[dpdk-dev] [PATCH 1/3] examples/eventdev_pipeline: added sample app

Jerin Jacob jerin.jacob at caviumnetworks.com
Tue Jun 27 11:35:10 CEST 2017
Previous message: [dpdk-dev] [PATCH 1/3] examples/eventdev_pipeline: added sample app
Next message: [dpdk-dev] [PATCH 1/3] examples/eventdev_pipeline: added sample app
Messages sorted by: [ date ] [ thread ] [ subject ] [ author ]
-----Original Message-----
> Date: Mon, 26 Jun 2017 15:46:47 +0100
> From: "Hunt, David" <david.hunt at intel.com>
> To: Jerin Jacob <jerin.jacob at caviumnetworks.com>, Harry van Haaren
>  <harry.van.haaren at intel.com>
> CC: dev at dpdk.org, Gage Eads <gage.eads at intel.com>, Bruce Richardson
>  <bruce.richardson at intel.com>
> Subject: Re: [dpdk-dev] [PATCH 1/3] examples/eventdev_pipeline: added
>  sample app
> User-Agent: Mozilla/5.0 (Windows NT 6.3; WOW64; rv:45.0) Gecko/20100101
>  Thunderbird/45.8.0
> 
> Hi Jerin,

Hi David,

Looks like you have sent the old version. The below mentioned comments
are not addressed in v2.
> 
> I'm assisting Harry on the sample app, and have just pushed up a V2 patch
> based on your feedback. I've addressed most of your suggestions, comments
> below.

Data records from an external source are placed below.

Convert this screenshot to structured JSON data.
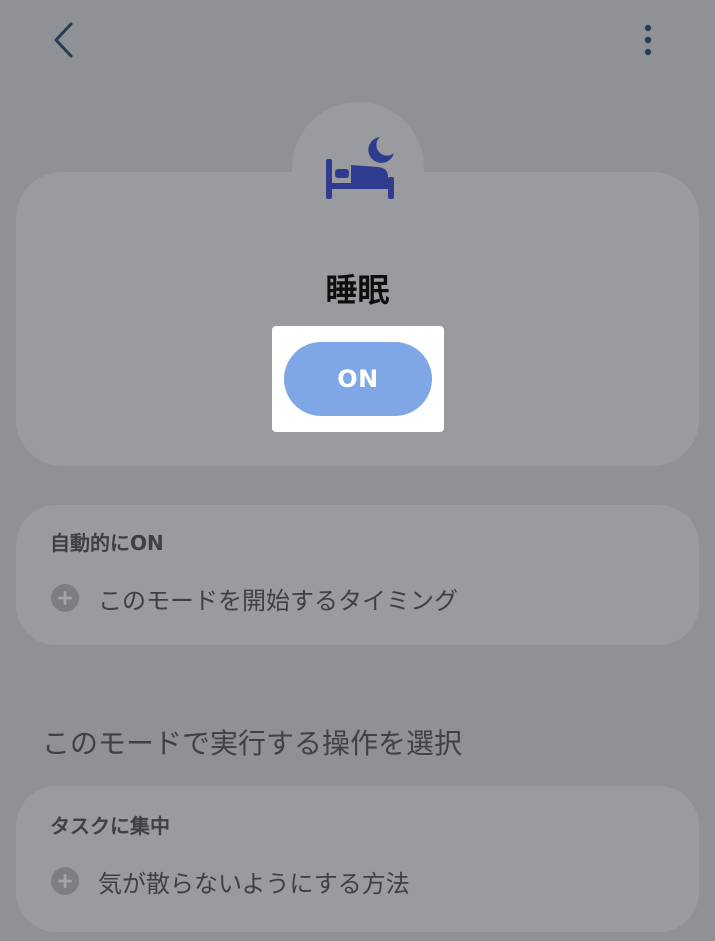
{
  "header": {
    "back_icon": "chevron-left-icon",
    "more_icon": "vertical-ellipsis-icon"
  },
  "hero": {
    "icon": "bed-moon-icon",
    "title": "睡眠",
    "toggle_label": "ON",
    "toggle_color": "#7fa7e6"
  },
  "auto_on": {
    "title": "自動的にON",
    "row_icon": "plus-circle-icon",
    "row_label": "このモードを開始するタイミング"
  },
  "actions": {
    "heading": "このモードで実行する操作を選択"
  },
  "focus": {
    "title": "タスクに集中",
    "row_icon": "plus-circle-icon",
    "row_label": "気が散らないようにする方法"
  },
  "colors": {
    "scrim": "#8f9194",
    "card": "#999b9e",
    "icon_accent": "#2f3b8f"
  }
}
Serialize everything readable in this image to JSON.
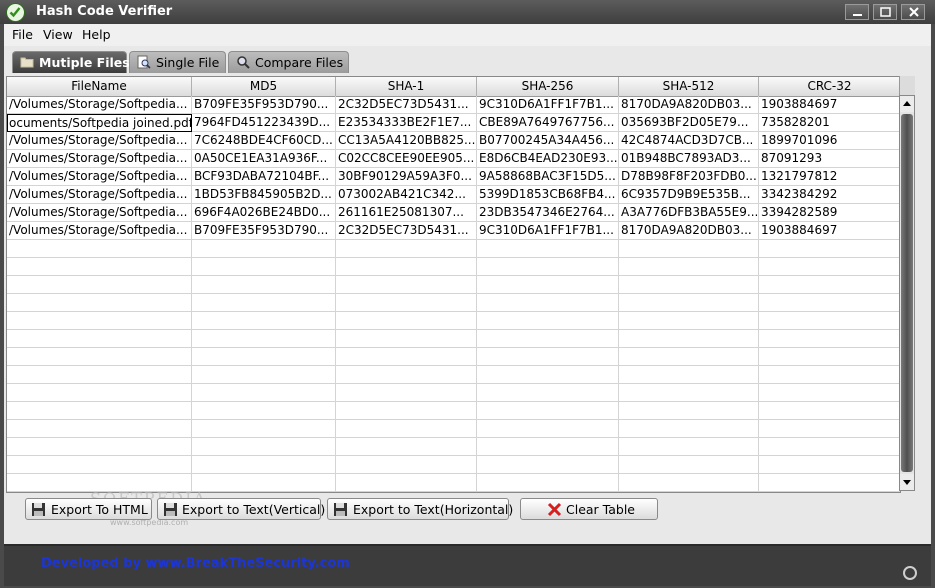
{
  "window": {
    "title": "Hash Code Verifier"
  },
  "menubar": {
    "items": [
      "File",
      "View",
      "Help"
    ]
  },
  "tabs": [
    "Mutiple Files",
    "Single File",
    "Compare Files"
  ],
  "table": {
    "columns": [
      "FileName",
      "MD5",
      "SHA-1",
      "SHA-256",
      "SHA-512",
      "CRC-32"
    ],
    "rows": [
      [
        "/Volumes/Storage/Softpedia...",
        "B709FE35F953D790...",
        "2C32D5EC73D5431...",
        "9C310D6A1FF1F7B1...",
        "8170DA9A820DB03...",
        "1903884697"
      ],
      [
        "ocuments/Softpedia joined.pdf",
        "7964FD451223439D...",
        "E23534333BE2F1E7...",
        "CBE89A7649767756...",
        "035693BF2D05E79...",
        "735828201"
      ],
      [
        "/Volumes/Storage/Softpedia...",
        "7C6248BDE4CF60CD...",
        "CC13A5A4120BB825...",
        "B07700245A34A456...",
        "42C4874ACD3D7CB...",
        "1899701096"
      ],
      [
        "/Volumes/Storage/Softpedia...",
        "0A50CE1EA31A936F...",
        "C02CC8CEE90EE905...",
        "E8D6CB4EAD230E93...",
        "01B948BC7893AD3...",
        "87091293"
      ],
      [
        "/Volumes/Storage/Softpedia...",
        "BCF93DABA72104BF...",
        "30BF90129A59A3F0...",
        "9A58868BAC3F15D5...",
        "D78B98F8F203FDB0...",
        "1321797812"
      ],
      [
        "/Volumes/Storage/Softpedia...",
        "1BD53FB845905B2D...",
        "073002AB421C342...",
        "5399D1853CB68FB4...",
        "6C9357D9B9E535B...",
        "3342384292"
      ],
      [
        "/Volumes/Storage/Softpedia...",
        "696F4A026BE24BD0...",
        "261161E25081307...",
        "23DB3547346E2764...",
        "A3A776DFB3BA55E9...",
        "3394282589"
      ],
      [
        "/Volumes/Storage/Softpedia...",
        "B709FE35F953D790...",
        "2C32D5EC73D5431...",
        "9C310D6A1FF1F7B1...",
        "8170DA9A820DB03...",
        "1903884697"
      ]
    ]
  },
  "buttons": {
    "export_html": "Export To HTML",
    "export_text_vertical": "Export to Text(Vertical)",
    "export_text_horizontal": "Export to Text(Horizontal)",
    "clear_table": "Clear Table"
  },
  "watermark": {
    "logo": "SOFTPEDIA",
    "url": "www.softpedia.com"
  },
  "footer": {
    "credit": "Developed by www.BreakTheSecurity.com"
  },
  "colors": {
    "credit_text": "#1c35d8",
    "active_tab": "#3c3c3c",
    "clear_icon": "#d32020"
  },
  "icons": {
    "app": "green-check-icon",
    "tab_multiple": "folder-icon",
    "tab_single": "magnifier-file-icon",
    "tab_compare": "magnifier-icon",
    "export": "floppy-disk-icon",
    "clear": "red-x-icon"
  }
}
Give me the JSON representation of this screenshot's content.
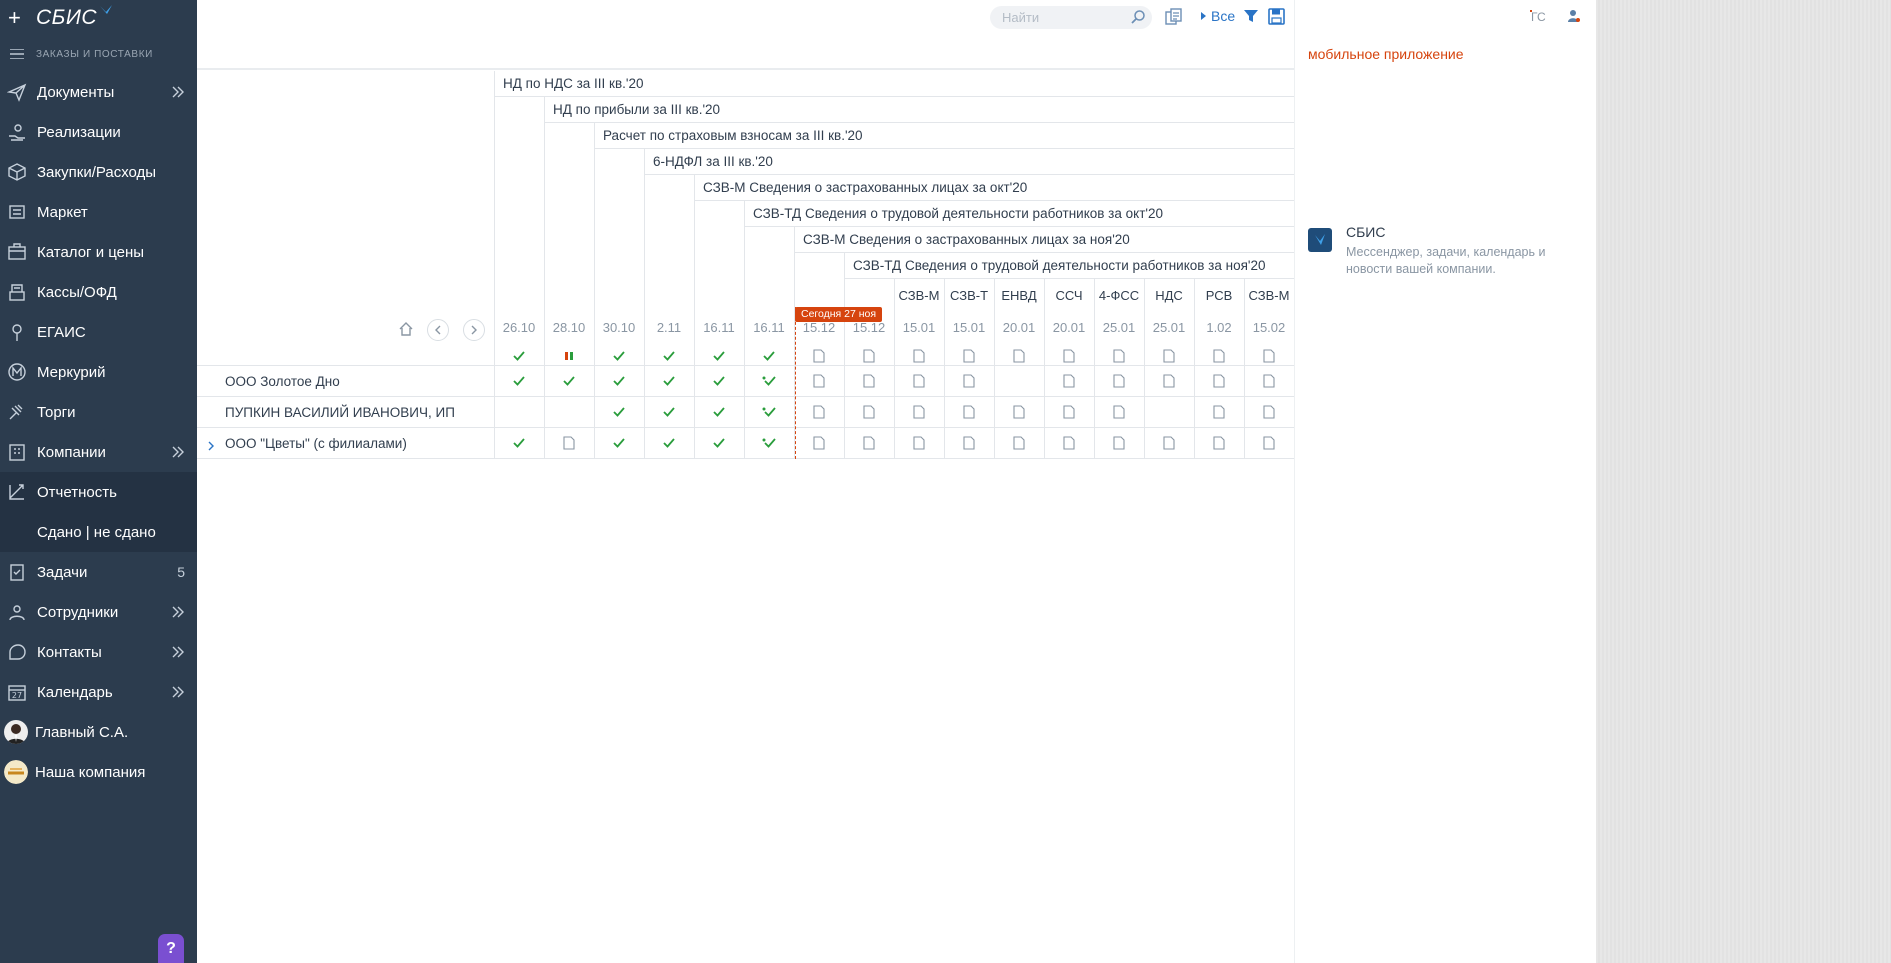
{
  "sidebar": {
    "logo": "СБИС",
    "section": "ЗАКАЗЫ И ПОСТАВКИ",
    "items": [
      {
        "label": "Документы",
        "arrow": true
      },
      {
        "label": "Реализации"
      },
      {
        "label": "Закупки/Расходы"
      },
      {
        "label": "Маркет"
      },
      {
        "label": "Каталог и цены"
      },
      {
        "label": "Кассы/ОФД"
      },
      {
        "label": "ЕГАИС"
      },
      {
        "label": "Меркурий"
      },
      {
        "label": "Торги"
      },
      {
        "label": "Компании",
        "arrow": true
      },
      {
        "label": "Отчетность"
      },
      {
        "label": "Задачи",
        "count": "5"
      },
      {
        "label": "Сотрудники",
        "arrow": true
      },
      {
        "label": "Контакты",
        "arrow": true
      },
      {
        "label": "Календарь",
        "arrow": true
      },
      {
        "label": "Главный С.А."
      },
      {
        "label": "Наша компания"
      }
    ],
    "submenu_active": "Сдано | не сдано",
    "calendar_day": "27",
    "help": "?"
  },
  "toolbar": {
    "search_placeholder": "Найти",
    "filter_all": "Все"
  },
  "reports": [
    "НД по НДС за III кв.'20",
    "НД по прибыли за III кв.'20",
    "Расчет по страховым взносам за III кв.'20",
    "6-НДФЛ за III кв.'20",
    "СЗВ-М Сведения о застрахованных лицах за окт'20",
    "СЗВ-ТД Сведения о трудовой деятельности работников за окт'20",
    "СЗВ-М Сведения о застрахованных лицах за ноя'20",
    "СЗВ-ТД Сведения о трудовой деятельности работников за ноя'20"
  ],
  "abbreviations": [
    "СЗВ-М",
    "СЗВ-Т",
    "ЕНВД",
    "ССЧ",
    "4-ФСС",
    "НДС",
    "РСВ",
    "СЗВ-М"
  ],
  "dates": [
    "26.10",
    "28.10",
    "30.10",
    "2.11",
    "16.11",
    "16.11",
    "15.12",
    "15.12",
    "15.01",
    "15.01",
    "20.01",
    "20.01",
    "25.01",
    "25.01",
    "1.02",
    "15.02"
  ],
  "today_label": "Сегодня 27 ноя",
  "header_status": [
    "check",
    "pause",
    "check",
    "check",
    "check",
    "check",
    "doc",
    "doc",
    "doc",
    "doc",
    "doc",
    "doc",
    "doc",
    "doc",
    "doc",
    "doc"
  ],
  "rows": [
    {
      "name": "ООО Золотое Дно",
      "expandable": false,
      "cells": [
        "check",
        "check",
        "check",
        "check",
        "check",
        "check-sent",
        "doc",
        "doc",
        "doc",
        "doc",
        "",
        "doc",
        "doc",
        "doc",
        "doc",
        "doc"
      ]
    },
    {
      "name": "ПУПКИН ВАСИЛИЙ ИВАНОВИЧ, ИП",
      "expandable": false,
      "cells": [
        "",
        "",
        "check",
        "check",
        "check",
        "check-sent",
        "doc",
        "doc",
        "doc",
        "doc",
        "doc",
        "doc",
        "doc",
        "",
        "doc",
        "doc"
      ]
    },
    {
      "name": "ООО \"Цветы\" (с филиалами)",
      "expandable": true,
      "cells": [
        "check",
        "doc",
        "check",
        "check",
        "check",
        "check-sent",
        "doc",
        "doc",
        "doc",
        "doc",
        "doc",
        "doc",
        "doc",
        "doc",
        "doc",
        "doc"
      ]
    }
  ],
  "right_panel": {
    "initials": "ГС",
    "mobile_link": "мобильное приложение",
    "card_title": "СБИС",
    "card_desc": "Мессенджер, задачи, календарь и новости вашей компании."
  },
  "colors": {
    "sidebar_bg": "#2c3c4e",
    "accent_orange": "#d6440e",
    "check_green": "#2a9d3c",
    "link_blue": "#2a74c6"
  }
}
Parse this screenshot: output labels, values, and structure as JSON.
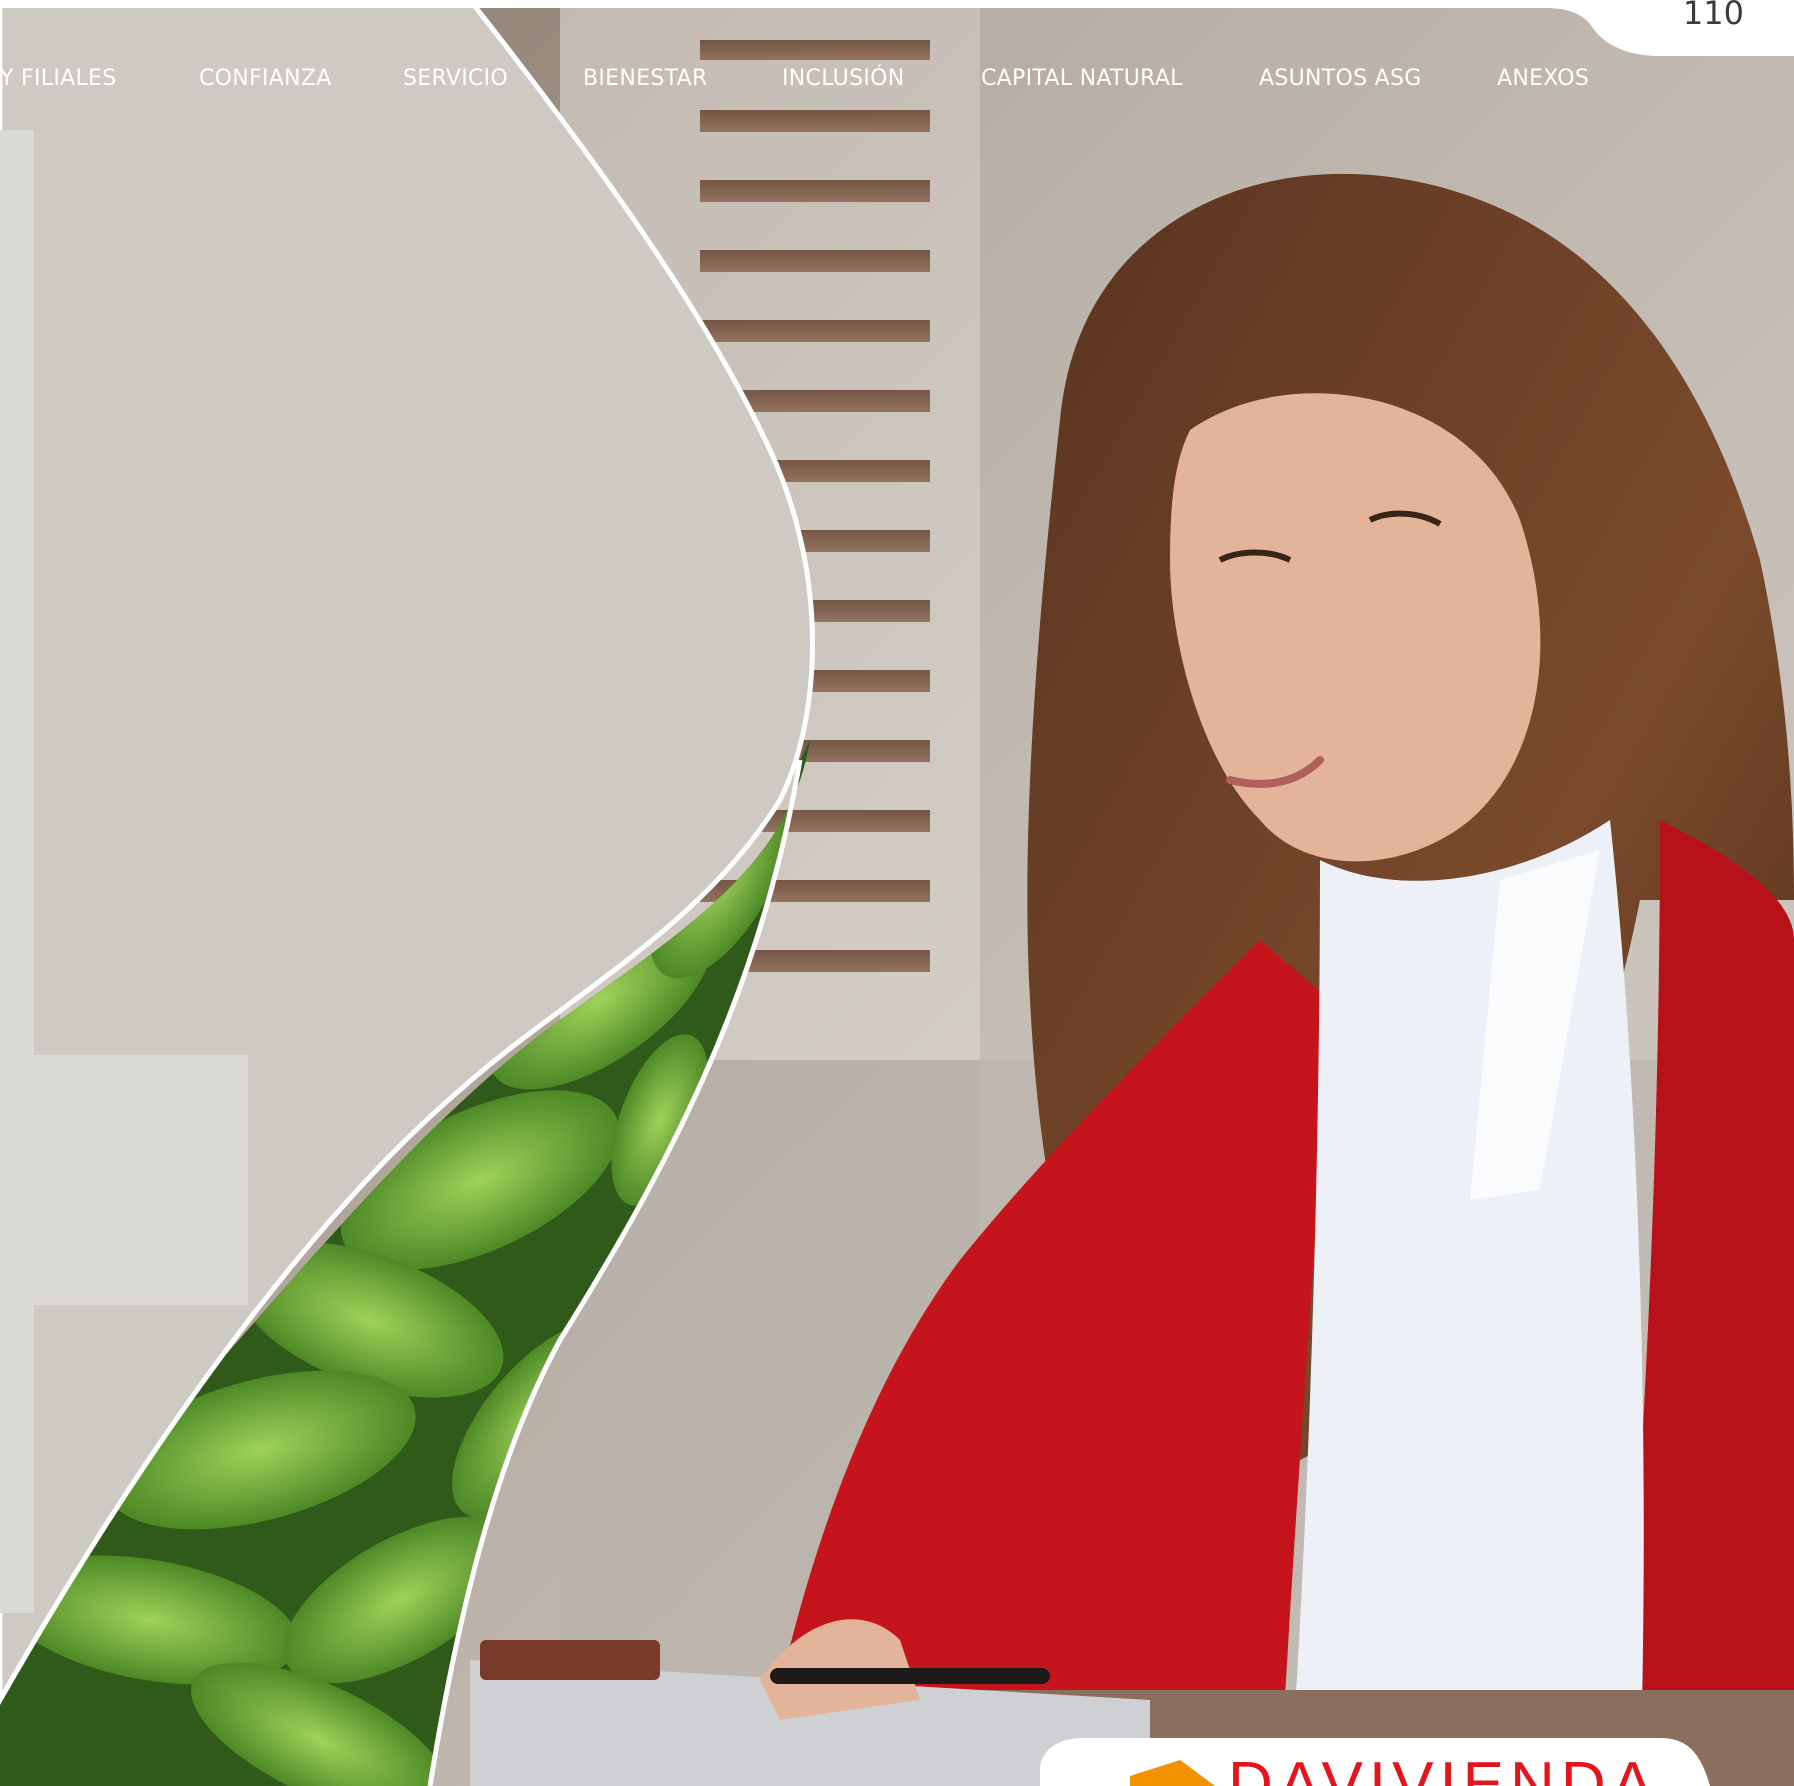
{
  "page_number": "110",
  "nav": {
    "items": [
      {
        "label": "Y FILIALES"
      },
      {
        "label": "CONFIANZA"
      },
      {
        "label": "SERVICIO"
      },
      {
        "label": "BIENESTAR"
      },
      {
        "label": "INCLUSIÓN"
      },
      {
        "label": "CAPITAL NATURAL"
      },
      {
        "label": "ASUNTOS ASG"
      },
      {
        "label": "ANEXOS"
      }
    ]
  },
  "logo": {
    "text": "DAVIVIENDA"
  },
  "colors": {
    "panel": "#cdc9c3",
    "panel_light": "#dcdad6",
    "brand_red": "#e3141b",
    "jacket_red": "#c5141b",
    "leaf_green": "#5c9a2a"
  }
}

There may still a couple of outstanding questions that need further
> discussion.

A few general comments:
1) Nikhil/Gage's proposal on ethdev rx to eventdev adapter will change the major
portion(eventdev setup and producer()) of this application
2) Producing one lcore worth of packets, really cant show as example
eventdev application as it will be pretty bad in low-end machine.
At least application infrastructure should not limit.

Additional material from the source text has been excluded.